Colgo l’occasione per mostrare la fallacia dell’argomento di Raemo.
Il fatto che nel corso delle estrazioni una serie deve pur uscire vale se qualsiasi serie è equivalente all’altra, ma se mi serve una serie ben precisa non è affatto detto che esca, credo che lo sppiano i giocatori del superenalotto nel quale l’uscita del 6 ha una probabilità di 1 su 622,614,630 (6,2^8).
Ma se la serie che si chiama “prima cellula” ha una probabilità di uscire pari a 1/10^40.000 quindi pensare che esca in un universo che ha un’età di 10^18 secondi è esattamente come aspettare un miracolo. E di quelli clamorosi.

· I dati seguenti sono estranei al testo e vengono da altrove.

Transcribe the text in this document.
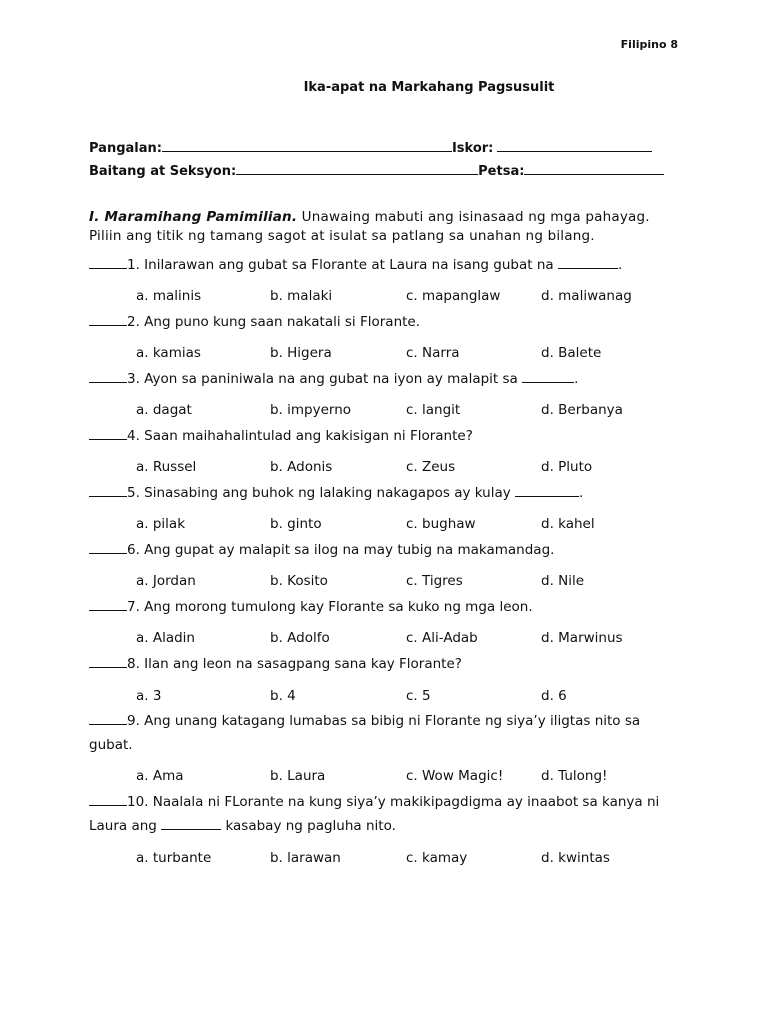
Filipino 8
Ika-apat na Markahang Pagsusulit
Pangalan:	Iskor:
Baitang at Seksyon:	Petsa:
I. Maramihang Pamimilian. Unawaing mabuti ang isinasaad ng mga pahayag. Piliin ang titik ng tamang sagot at isulat sa patlang sa unahan ng bilang.
1. Inilarawan ang gubat sa Florante at Laura na isang gubat na	.
a. malinis	b. malaki	c. mapanglaw	d. maliwanag
2. Ang puno kung saan nakatali si Florante.
a. kamias	b. Higera	c. Narra	d. Balete
3. Ayon sa paniniwala na ang gubat na iyon ay malapit sa	.
a. dagat	b. impyerno	c. langit	d. Berbanya
4. Saan maihahalintulad ang kakisigan ni Florante?
a. Russel	b. Adonis	c. Zeus	d. Pluto
5. Sinasabing ang buhok ng lalaking nakagapos ay kulay	.
a. pilak	b. ginto	c. bughaw	d. kahel
6. Ang gupat ay malapit sa ilog na may tubig na makamandag.
a. Jordan	b. Kosito	c. Tigres	d. Nile
7. Ang morong tumulong kay Florante sa kuko ng mga leon.
a. Aladin	b. Adolfo	c. Ali-Adab	d. Marwinus
8. Ilan ang leon na sasagpang sana kay Florante?
a. 3	b. 4	c. 5	d. 6
9. Ang unang katagang lumabas sa bibig ni Florante ng siya’y iligtas nito sa gubat.
a. Ama	b. Laura	c. Wow Magic!	d. Tulong!
10. Naalala ni FLorante na kung siya’y makikipagdigma ay inaabot sa kanya ni Laura ang	kasabay ng pagluha nito.
a. turbante	b. larawan	c. kamay	d. kwintas
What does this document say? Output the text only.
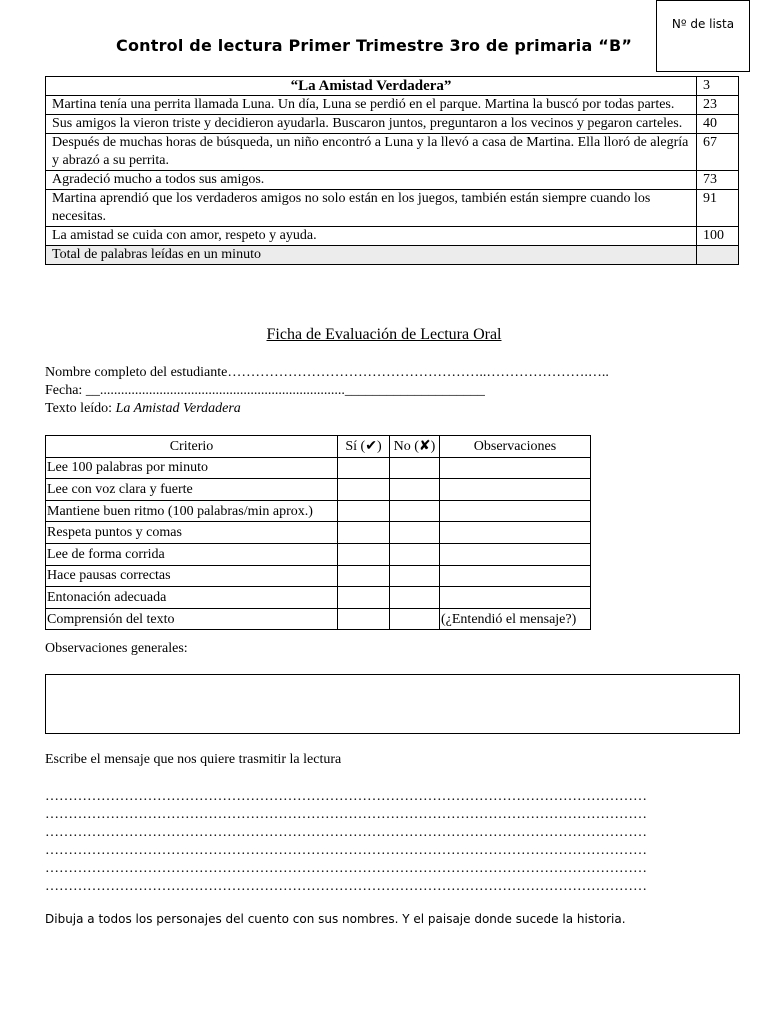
Nº de lista
Control de lectura Primer Trimestre 3ro de primaria “B”
“La Amistad Verdadera”	3
Martina tenía una perrita llamada Luna. Un día, Luna se perdió en el parque. Martina la buscó por todas partes.	23
Sus amigos la vieron triste y decidieron ayudarla. Buscaron juntos, preguntaron a los vecinos y pegaron carteles.	40
Después de muchas horas de búsqueda, un niño encontró a Luna y la llevó a casa de Martina. Ella lloró de alegría y abrazó a su perrita.	67
Agradeció mucho a todos sus amigos.	73
Martina aprendió que los verdaderos amigos no solo están en los juegos, también están siempre cuando los necesitas.	91
La amistad se cuida con amor, respeto y ayuda.	100
Total de palabras leídas en un minuto	
Ficha de Evaluación de Lectura Oral
Nombre completo del estudiante………………………………………………..………………….…..
Fecha: __......................................................................____________________
Texto leído: La Amistad Verdadera
Criterio	Sí (✔)	No (✘)	Observaciones
Lee 100 palabras por minuto			
Lee con voz clara y fuerte			
Mantiene buen ritmo (100 palabras/min aprox.)			
Respeta puntos y comas			
Lee de forma corrida			
Hace pausas correctas			
Entonación adecuada			
Comprensión del texto			(¿Entendió el mensaje?)
Observaciones generales:
Escribe el mensaje que nos quiere trasmitir la lectura
…………………………………………………………………………………………………………………
…………………………………………………………………………………………………………………
…………………………………………………………………………………………………………………
…………………………………………………………………………………………………………………
…………………………………………………………………………………………………………………
…………………………………………………………………………………………………………………
Dibuja a todos los personajes del cuento con sus nombres. Y el paisaje donde sucede la historia.
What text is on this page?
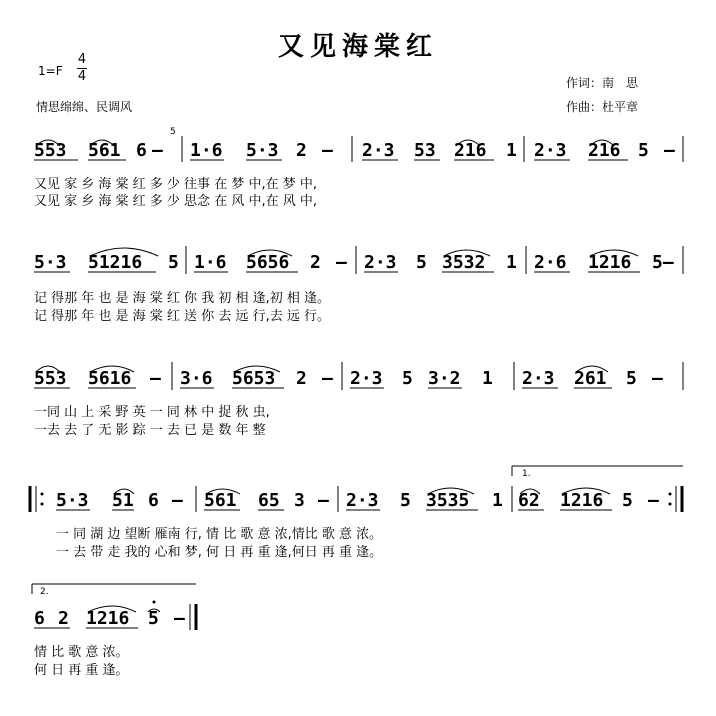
又见海棠红
1=F
4
4
情思绵绵、民调风
作词：南　思
作曲：杜平章
553 561 6 –
5
1·6 5·3 2 – 2·3 53 216 1 2·3 216 5 –
又见 家 乡 海 棠 红 多 少 往事 在 梦 中,在 梦 中,
又见 家 乡 海 棠 红 多 少 思念 在 风 中,在 风 中,
5·3 51216 5 1·6 5656 2 – 2·3 5 3532 1 2·6 1216 5–
记 得那 年 也 是 海 棠 红 你 我 初 相 逢,初 相 逢。
记 得那 年 也 是 海 棠 红 送 你 去 远 行,去 远 行。
553 5616 – 3·6 5653 2 – 2·3 5 3·2 1 2·3 261 5 –
一同 山 上 采 野 英 一 同 林 中 捉 秋 虫,
一去 去 了 无 影 踪 一 去 已 是 数 年 整
1.
5·3 51 6 – 561 65 3 – 2·3 5 3535 1 62 1216 5 –
一 同 湖 边 望断 雁南 行, 情 比 歌 意 浓,情比 歌 意 浓。
一 去 带 走 我的 心和 梦, 何 日 再 重 逢,何日 再 重 逢。
2.
6 2 1216 5 –
情 比 歌 意 浓。
何 日 再 重 逢。
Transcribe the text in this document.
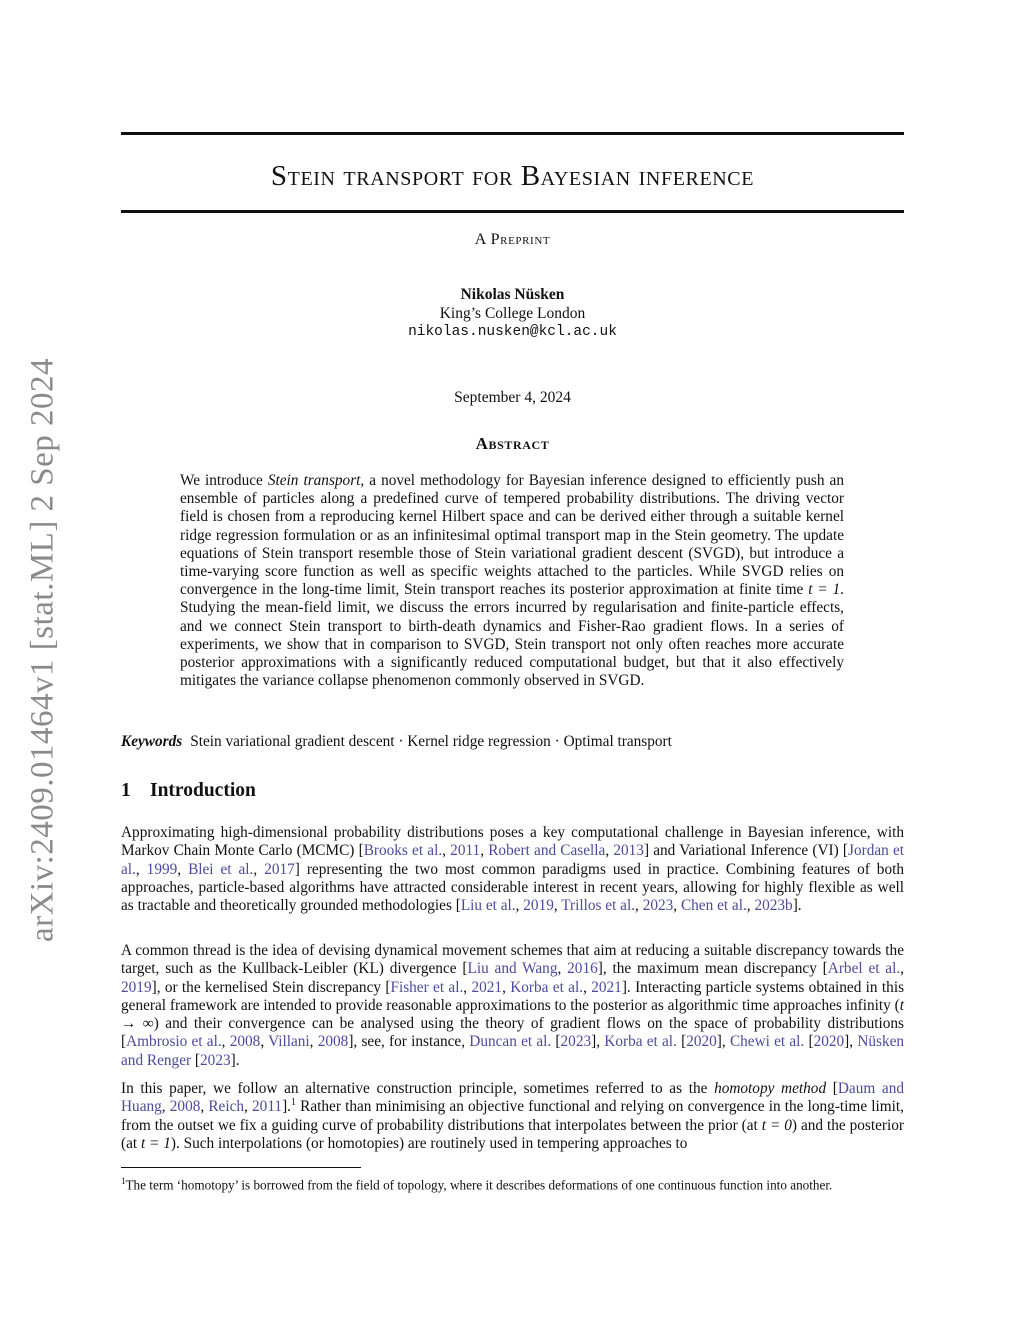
arXiv:2409.01464v1 [stat.ML] 2 Sep 2024
Stein transport for Bayesian inference
A Preprint
Nikolas Nüsken
King’s College London
nikolas.nusken@kcl.ac.uk
September 4, 2024
Abstract
We introduce Stein transport, a novel methodology for Bayesian inference designed to efficiently push an ensemble of particles along a predefined curve of tempered probability distributions. The driving vector field is chosen from a reproducing kernel Hilbert space and can be derived either through a suitable kernel ridge regression formulation or as an infinitesimal optimal transport map in the Stein geometry. The update equations of Stein transport resemble those of Stein variational gradient descent (SVGD), but introduce a time-varying score function as well as specific weights attached to the particles. While SVGD relies on convergence in the long-time limit, Stein transport reaches its posterior approximation at finite time t = 1. Studying the mean-field limit, we discuss the errors incurred by regularisation and finite-particle effects, and we connect Stein transport to birth-death dynamics and Fisher-Rao gradient flows. In a series of experiments, we show that in comparison to SVGD, Stein transport not only often reaches more accurate posterior approximations with a significantly reduced computational budget, but that it also effectively mitigates the variance collapse phenomenon commonly observed in SVGD.
Keywords Stein variational gradient descent · Kernel ridge regression · Optimal transport
1 Introduction
Approximating high-dimensional probability distributions poses a key computational challenge in Bayesian inference, with Markov Chain Monte Carlo (MCMC) [Brooks et al., 2011, Robert and Casella, 2013] and Variational Inference (VI) [Jordan et al., 1999, Blei et al., 2017] representing the two most common paradigms used in practice. Combining features of both approaches, particle-based algorithms have attracted considerable interest in recent years, allowing for highly flexible as well as tractable and theoretically grounded methodologies [Liu et al., 2019, Trillos et al., 2023, Chen et al., 2023b].
A common thread is the idea of devising dynamical movement schemes that aim at reducing a suitable discrepancy towards the target, such as the Kullback-Leibler (KL) divergence [Liu and Wang, 2016], the maximum mean discrepancy [Arbel et al., 2019], or the kernelised Stein discrepancy [Fisher et al., 2021, Korba et al., 2021]. Interacting particle systems obtained in this general framework are intended to provide reasonable approximations to the posterior as algorithmic time approaches infinity (t → ∞) and their convergence can be analysed using the theory of gradient flows on the space of probability distributions [Ambrosio et al., 2008, Villani, 2008], see, for instance, Duncan et al. [2023], Korba et al. [2020], Chewi et al. [2020], Nüsken and Renger [2023].
In this paper, we follow an alternative construction principle, sometimes referred to as the homotopy method [Daum and Huang, 2008, Reich, 2011].$^1$ Rather than minimising an objective functional and relying on convergence in the long-time limit, from the outset we fix a guiding curve of probability distributions that interpolates between the prior (at t = 0) and the posterior (at t = 1). Such interpolations (or homotopies) are routinely used in tempering approaches to
$^1$The term ‘homotopy’ is borrowed from the field of topology, where it describes deformations of one continuous function into another.
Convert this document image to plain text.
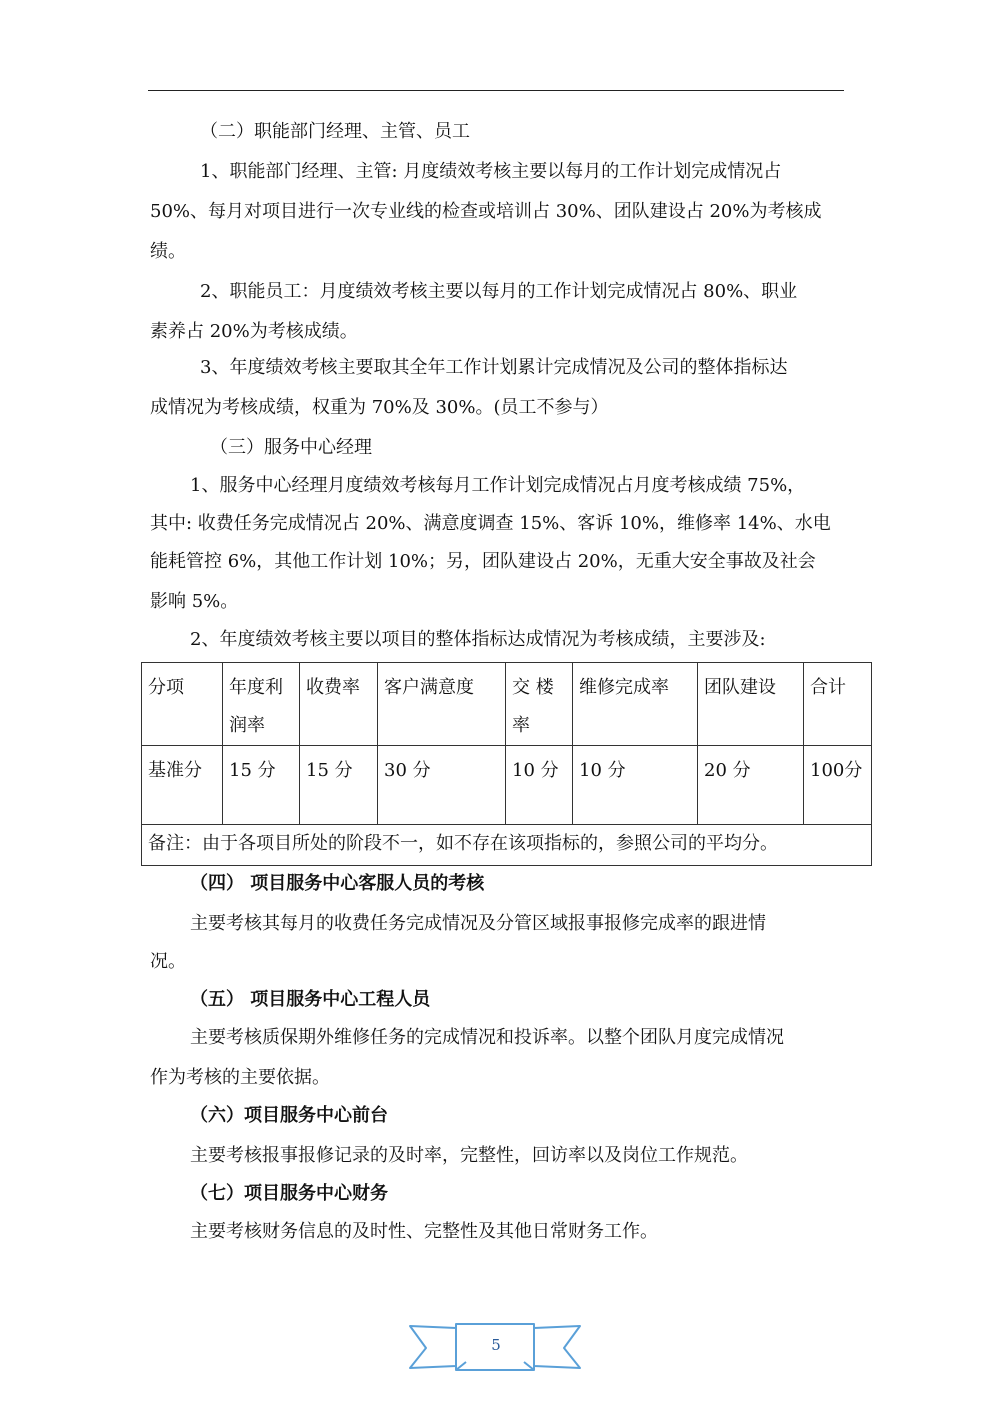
（二）职能部门经理、主管、员工
1、职能部门经理、主管: 月度绩效考核主要以每月的工作计划完成情况占
50%、每月对项目进行一次专业线的检查或培训占 30%、团队建设占 20%为考核成
绩。
2、职能员工：月度绩效考核主要以每月的工作计划完成情况占 80%、职业
素养占 20%为考核成绩。
3、年度绩效考核主要取其全年工作计划累计完成情况及公司的整体指标达
成情况为考核成绩，权重为 70%及 30%。(员工不参与）
（三）服务中心经理
1、服务中心经理月度绩效考核每月工作计划完成情况占月度考核成绩 75%，
其中: 收费任务完成情况占 20%、满意度调查 15%、客诉 10%，维修率 14%、水电
能耗管控 6%，其他工作计划 10%；另，团队建设占 20%，无重大安全事故及社会
影响 5%。
2、年度绩效考核主要以项目的整体指标达成情况为考核成绩，主要涉及:
分项	年度利润率	收费率	客户满意度	交 楼率	维修完成率	团队建设	合计
基准分	15 分	15 分	30 分	10 分	10 分	20 分	100分
备注：由于各项目所处的阶段不一，如不存在该项指标的，参照公司的平均分。							
（四） 项目服务中心客服人员的考核
主要考核其每月的收费任务完成情况及分管区域报事报修完成率的跟进情
况。
（五） 项目服务中心工程人员
主要考核质保期外维修任务的完成情况和投诉率。以整个团队月度完成情况
作为考核的主要依据。
（六）项目服务中心前台
主要考核报事报修记录的及时率，完整性，回访率以及岗位工作规范。
（七）项目服务中心财务
主要考核财务信息的及时性、完整性及其他日常财务工作。
5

Questo dimostra la totale ignoranza oltre che arroganza, del signore in questione.
Grazie, Cristiano.
Lei tocca, con la Sua domanda, il tema del “cespuglio”, un’altra invenzione del neodarwinismo per risolvere con il fattore caso/contingenza due suoi problemi irrisolti: l’assenza di forme biologiche intermedie, anche al solo livello di fossili (una volta si chiamavano anelli mancanti), in particolare tra ominidi e uomini e, soprattutto quello che Schützenberger chiamava la “seconda classe di miracoli darwiniani: il fatto che le macro-mutazioni, ammesso che siano avvenute, si sono sommate sempre in una direzione ben definita a costituire grandi tendenze, culminate con l’apparizione dell’uomo. Queste macrotendenze sono: complessificazione del sistema nervoso, interiorizzazione del processo riproduttivo, apparizione delle ossa, dell’orecchio, arricchimento delle funzioni relazionali, ecc. Per questo trend i darwinisti si appellano al caso e ai cespugli, mentre l’aumento della complessità e della funzionalità sono fenomeni osservabili e misurabili.
Nell’uomo, assistiamo alla comparsa quasi simultanea di numerosi sotto-sistemi che lo distinguono dalle scimmie superiori: il bipedismo con le modifiche concomitanti del bacino e del cervelletto, una mano abile con impronte digitali a conferirle un tatto molto più delicato, le modifiche alla faringe necessarie per la fonazione, la modifica del sistema nervoso centrale al livello dei lobi temporali per un riconoscimento fine della parola, ecc., ecc.
E non parlo di arte, intelletto, linguaggio astratto, ecc. Ammesso che l’evoluzione ominide -> uomo sia avvenuta, la specie umana è quindi lo sbocco più avanzato di un processo di complessificazione e funzionalità crescenti, causato da meccanismi fisici ancora ignoti, e non una possibilità tra tante altre equiprobabili – come anche il fenomeno della deriva genetica esclude.